Everyone turned to stare in amazement at the two burly men. A slende
r girl in the same sort of plain neck-to-ankles cotton robe that Ariane wore approached hesitantly and placed another clay jug on the table. Hordo fumbled in the purse at his belt and tossed her a silver piece.
“The rest is for you, little one,” Hordo said.
The girl stared at the coin, then laughed delightedly and dropped a mockingly deep curtsey before leaving. Conversation slowly resumed among those at the tables. The musicians struck up their various tunes, and the poet orated to the wall.
“Pretty serving girls,” Hordo muttered as he refilled his battered metal cup, “but they dress like temple virgins.”
Conan hid a smile. The one-eyed man had drunk deeply the night before. Well, he would discover soon enough that he did not have to pay for his wine. In the meantime, let him contribute for the both of them.

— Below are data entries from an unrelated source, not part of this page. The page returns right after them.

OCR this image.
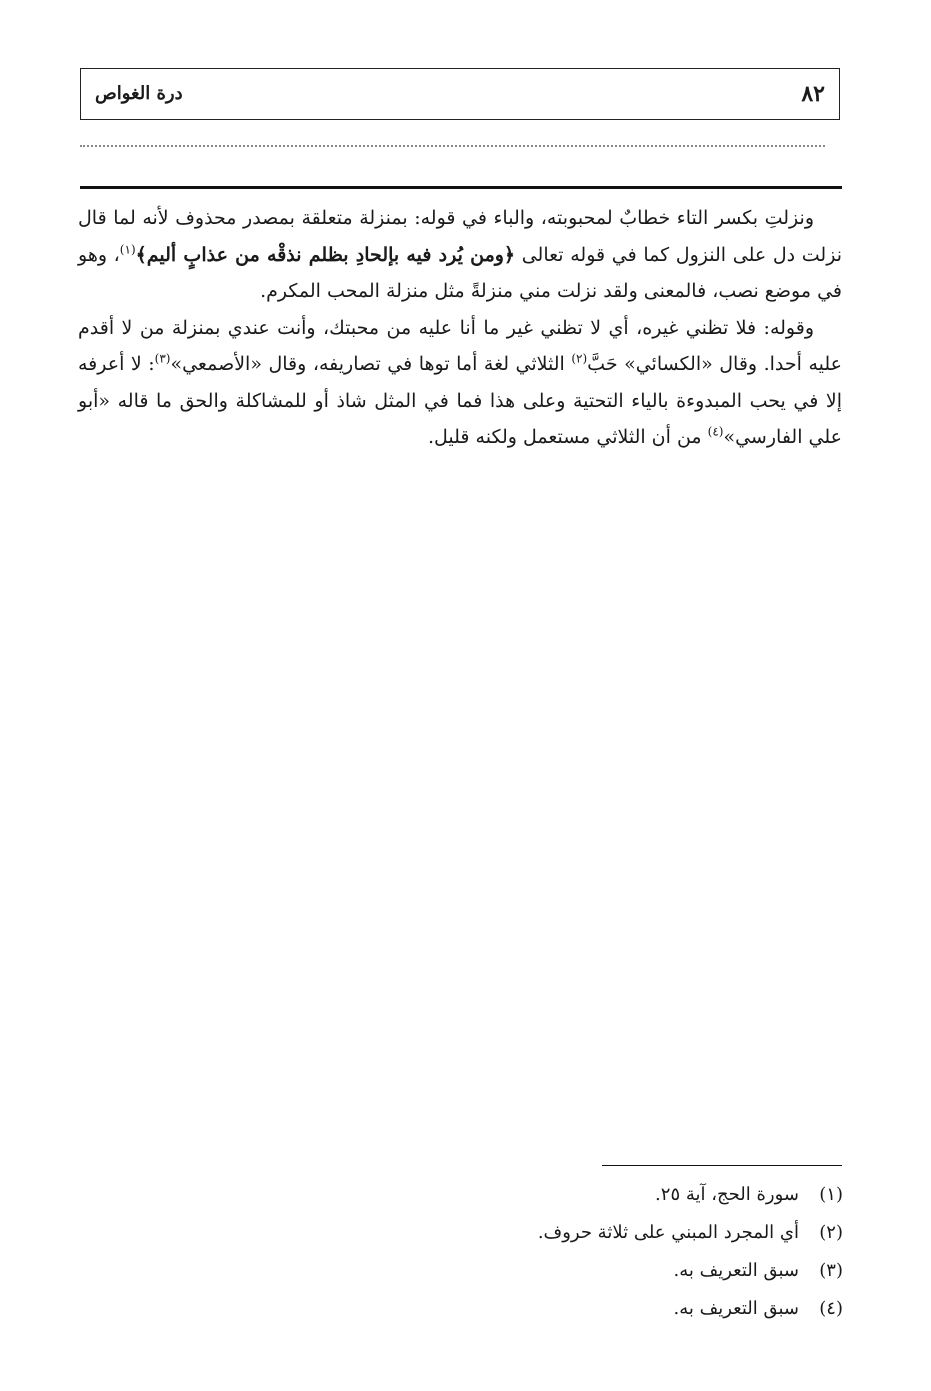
٨٢
درة الغواص

ونزلتِ بكسر التاء خطابٌ لمحبوبته، والباء في قوله: بمنزلة متعلقة بمصدر محذوف لأنه لما قال نزلت دل على النزول كما في قوله تعالى ﴿ومن يُرد فيه بإلحادِ بظلم نذقْه من عذابٍ أليم﴾$^{(١)}$، وهو في موضع نصب، فالمعنى ولقد نزلت مني منزلةً مثل منزلة المحب المكرم.

وقوله: فلا تظني غيره، أي لا تظني غير ما أنا عليه من محبتك، وأنت عندي بمنزلة من لا أقدم عليه أحدا. وقال «الكسائي» حَبَّ$^{(٢)}$ الثلاثي لغة أما توها في تصاريفه، وقال «الأصمعي»$^{(٣)}$: لا أعرفه إلا في يحب المبدوءة بالياء التحتية وعلى هذا فما في المثل شاذ أو للمشاكلة والحق ما قاله «أبو علي الفارسي»$^{(٤)}$ من أن الثلاثي مستعمل ولكنه قليل.

(١)سورة الحج، آية ٢٥.
(٢)أي المجرد المبني على ثلاثة حروف.
(٣)سبق التعريف به.
(٤)سبق التعريف به.
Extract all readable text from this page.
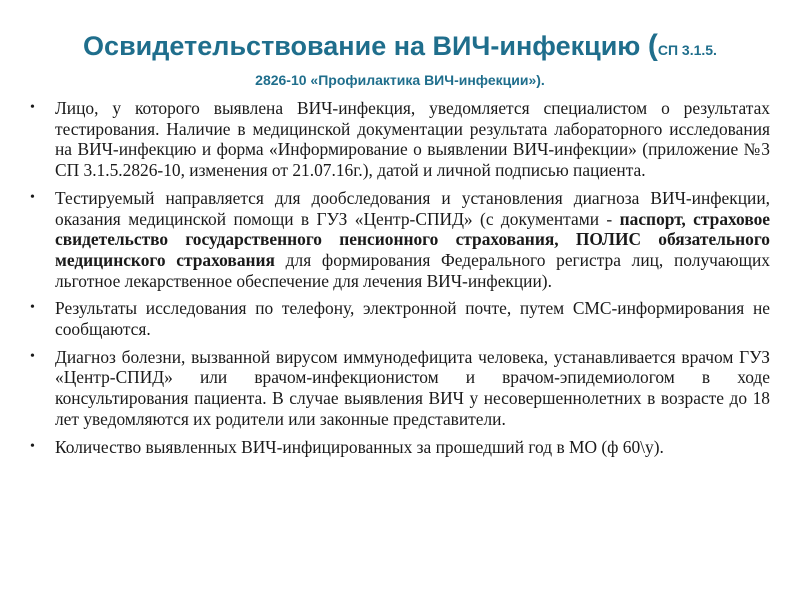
Освидетельствование на ВИЧ-инфекцию (СП 3.1.5.
2826-10 «Профилактика ВИЧ-инфекции»).
• Лицо, у которого выявлена ВИЧ-инфекция, уведомляется специалистом о результатах тестирования. Наличие в медицинской документации результата лабораторного исследования на ВИЧ-инфекцию и форма «Информирование о выявлении ВИЧ-инфекции» (приложение №3 СП 3.1.5.2826-10, изменения от 21.07.16г.), датой и личной подписью пациента.
• Тестируемый направляется для дообследования и установления диагноза ВИЧ-инфекции, оказания медицинской помощи в ГУЗ «Центр-СПИД» (с документами - паспорт, страховое свидетельство государственного пенсионного страхования, ПОЛИС обязательного медицинского страхования для формирования Федерального регистра лиц, получающих льготное лекарственное обеспечение для лечения ВИЧ-инфекции).
• Результаты исследования по телефону, электронной почте, путем СМС-информирования не сообщаются.
• Диагноз болезни, вызванной вирусом иммунодефицита человека, устанавливается врачом ГУЗ «Центр-СПИД» или врачом-инфекционистом и врачом-эпидемиологом в ходе консультирования пациента. В случае выявления ВИЧ у несовершеннолетних в возрасте до 18 лет уведомляются их родители или законные представители.
• Количество выявленных ВИЧ-инфицированных за прошедший год в МО (ф 60\у).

“Consider, Hordo. Such a motley collection of weapons is just the sort of thing these artists would put together.”
“That again?” the other man grumbled. “In the first place, whoever runs the ring, I can’t see him wanting Garian overthrown. Those fool tariffs might be starving the poor, but they make good profits for smuggling. In the second place … .” His face darkened, the scar below his patch standing out whitely. “In the second place, I’ve been through one rebellion with you. Or have you forgotten riding for the Venhyan border half a step in front of the headsman’s sword?”
“I remember,” Conan said. “I’ve said naught of joining their rebellion.”
“Said naught, but thought much,” Hordo growled. “You’re a romantic fool, Cimmerian. Always were, likely always will be. Hannuman’s Stones, man, you’ll not mix me in another uprising. Keep your mind fixed on the gold for a Free-Company.”
“I always keep my mind on gold,” Conan replied. “Mayhap I think on it too much.”
Hordo groaned, but Conan was saved having to say more by the appearance of the slender girl who had brought the wine jug. Tilting her head to one side, she favored the big Cimmerian with a look, half shyness, half invitation, that made the room suddenly too warm.